I love watching people.
In watching them I become them. I become the quiet light-haired girl sitting across from me in this cafe. Ironically enough she is solving math equations on an 11 inch netbook that she rented from the campus library. Her notebooks are piled up next to her, they each have a manga character etched onto the cardboard back. These are also my notebooks because within moments I will become her. I will anticipate the following math equation with great zeal and claim possession of those manga drawings.
I am the amputee sitting next to me speaking with her German friend in a slavic tongue. She eats her early dinner and texts on her phone all while her friend becomes increasingly nervous about an upcoming assignment or someone potentially stealing his coffee off the table. I am slowly becoming her as I stare at this screen and wonder what it would be like to never feel keys beneath my finger tips. She looks happy, happier than most.

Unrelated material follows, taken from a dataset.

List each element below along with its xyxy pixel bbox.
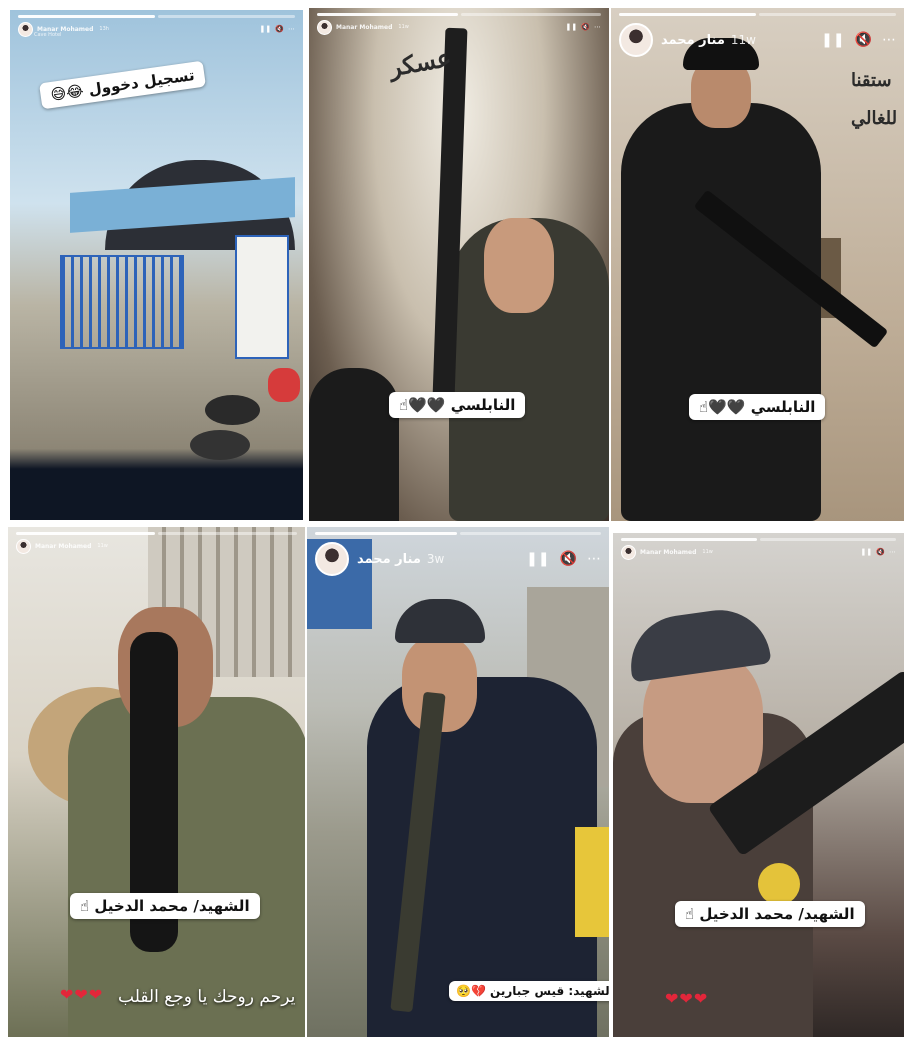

I transform into all three girls to my left. They each have pocket books that are jewel encrusted or sequenced. All they can think about is the work they don’t want to do but have to do and how lovely their bags look in contrast to the ugly gray jersey sky line this evening. They have caught me staring and becoming and if looks could kill I would die instantaneously.
I am slipping into the bodies of over-achieving grad students, sipping coffee and utilizing excel. Everything seems in tact for them. They have coffee mugs and satchels filled with mircron pens. They’re all much older than I..possibly married but not to a person just their work and excel spreadsheets. I would love to be in a holy union with perfectly ink filled pens and microsoft software…things would make a lot more sense.
I like when things don’t make too much sense. It’s when people stumble on their own words and swear by publications like the New Yorker that bring me joy. Not because this person has pronounced macabre oddly or they hide behind the words of others, it’s because I see myself in them. I too quote the Times and pronounce radiator in a terrible thick New York accent.